Via Dove Sat., 8:30 p.m. November 3 @ The Firebird - $8 By Annie Zaleski From this 2010 show review: Via Dove's debut full-length, El Mundo Latino, is in line with the hurricane-rock atmosphere of its live shows. Jagged guitar riffs, gigantic drums, deep-grooved rhythms and vocalist Andy Shadburne's twang-burnished growls dominate these eleven songs. Familiar touchstones abound: the Black Keys' lo-fi blues ("Need Someone"), Everclear's grunge-pop ("I Don't Mind"), Kings of Leon's dirty Southern boogie ("(I Can't) Recognize the Signs") and Pearl Jam's arena-caliber, classic-rock nuance ("Treasure"). Highlights include the slithering, bass-driven "All We've Got" -- which features some dirty, sleazy saxophone from Manoj Mohan -- and the blink-and-you'll-miss-it snarl, "Fast Times." Shadburne is a clear but powerful singer, and his dynamic range easily handles these variations on a rock & roll theme.
Enabler Sun., 7:00 p.m.
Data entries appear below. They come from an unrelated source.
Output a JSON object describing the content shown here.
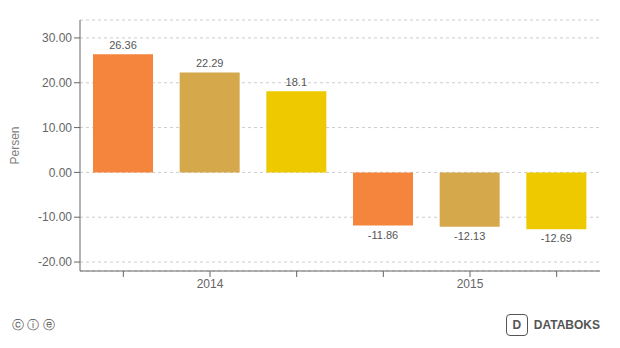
{
  "chart_data": {
    "type": "bar",
    "ylabel": "Persen",
    "categories": [
      null,
      "2014",
      null,
      null,
      "2015",
      null
    ],
    "values": [
      26.36,
      22.29,
      18.1,
      -11.86,
      -12.13,
      -12.69
    ],
    "colors": [
      "#F5843C",
      "#D4A84B",
      "#EEC900",
      "#F5843C",
      "#D4A84B",
      "#EEC900"
    ],
    "ylim": [
      -22,
      34
    ],
    "yticks": [
      {
        "value": -20.0,
        "label": "-20.00"
      },
      {
        "value": -10.0,
        "label": "-10.00"
      },
      {
        "value": 0.0,
        "label": "0.00"
      },
      {
        "value": 10.0,
        "label": "10.00"
      },
      {
        "value": 20.0,
        "label": "20.00"
      },
      {
        "value": 30.0,
        "label": "30.00"
      }
    ],
    "grid": true,
    "data_labels": true,
    "annotations": [
      "ⓒ ⓘ ⓔ",
      "D",
      "DATABOKS"
    ]
  }
}
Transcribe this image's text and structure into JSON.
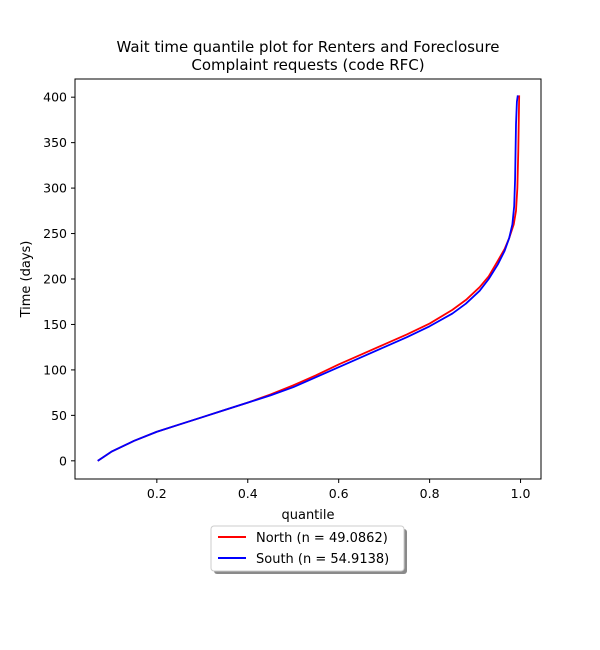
{
  "chart_data": {
    "type": "line",
    "title": [
      "Wait time quantile plot for Renters and Foreclosure",
      "Complaint  requests (code RFC)"
    ],
    "xlabel": "quantile",
    "ylabel": "Time (days)",
    "xlim": [
      0.02,
      1.045
    ],
    "ylim": [
      -20,
      420
    ],
    "xticks": [
      0.2,
      0.4,
      0.6,
      0.8,
      1.0
    ],
    "xtick_labels": [
      "0.2",
      "0.4",
      "0.6",
      "0.8",
      "1.0"
    ],
    "yticks": [
      0,
      50,
      100,
      150,
      200,
      250,
      300,
      350,
      400
    ],
    "ytick_labels": [
      "0",
      "50",
      "100",
      "150",
      "200",
      "250",
      "300",
      "350",
      "400"
    ],
    "grid": false,
    "legend_position": "below-center",
    "series": [
      {
        "name": "North (n = 49.0862)",
        "color": "#ff0000",
        "x": [
          0.07,
          0.1,
          0.15,
          0.2,
          0.25,
          0.3,
          0.35,
          0.4,
          0.45,
          0.5,
          0.55,
          0.6,
          0.65,
          0.7,
          0.75,
          0.8,
          0.85,
          0.88,
          0.91,
          0.93,
          0.95,
          0.965,
          0.975,
          0.985,
          0.99,
          0.993,
          0.995,
          0.997
        ],
        "y": [
          0,
          10,
          22,
          32,
          40,
          48,
          56,
          64,
          73,
          83,
          94,
          106,
          117,
          128,
          139,
          151,
          166,
          177,
          191,
          203,
          220,
          233,
          245,
          260,
          275,
          300,
          340,
          402
        ]
      },
      {
        "name": "South (n = 54.9138)",
        "color": "#0000ff",
        "x": [
          0.07,
          0.1,
          0.15,
          0.2,
          0.25,
          0.3,
          0.35,
          0.4,
          0.45,
          0.5,
          0.55,
          0.6,
          0.65,
          0.7,
          0.75,
          0.8,
          0.85,
          0.88,
          0.91,
          0.93,
          0.95,
          0.965,
          0.975,
          0.982,
          0.986,
          0.988,
          0.989,
          0.99,
          0.992,
          0.994
        ],
        "y": [
          0,
          10,
          22,
          32,
          40,
          48,
          56,
          64,
          72,
          81,
          92,
          103,
          114,
          125,
          136,
          148,
          162,
          173,
          187,
          200,
          216,
          231,
          245,
          260,
          280,
          310,
          340,
          370,
          395,
          402
        ]
      }
    ]
  }
}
November 4 w/ Tropical Storm! @ Fubar - $8 / $10 By Ryan Wasoba Milwaukee outfit Enabler occupies a familiar space on the metallic fringe of hardcore, combining Kill Em All riffs with Black Flag chants. What separates Enabler from the metalcore pack is its ability to push its physical and creative boundaries, deal with personal and political themes, and make it all sound like a party. This might explain the wide variety of credibility in the band's resume. On one end of the spectrum, Enabler's All Hail The Void was just released on the ultra-hip metal label Southern Lord. On the other, the band's original drummer Andy Hurley was in a moderately successful band called Fall Out Boy. Crucial Breakdown: Be prepared for the less-than-subtle Jesus bashing gang vocal of. "No one is coming back from the dead" on "False Profit."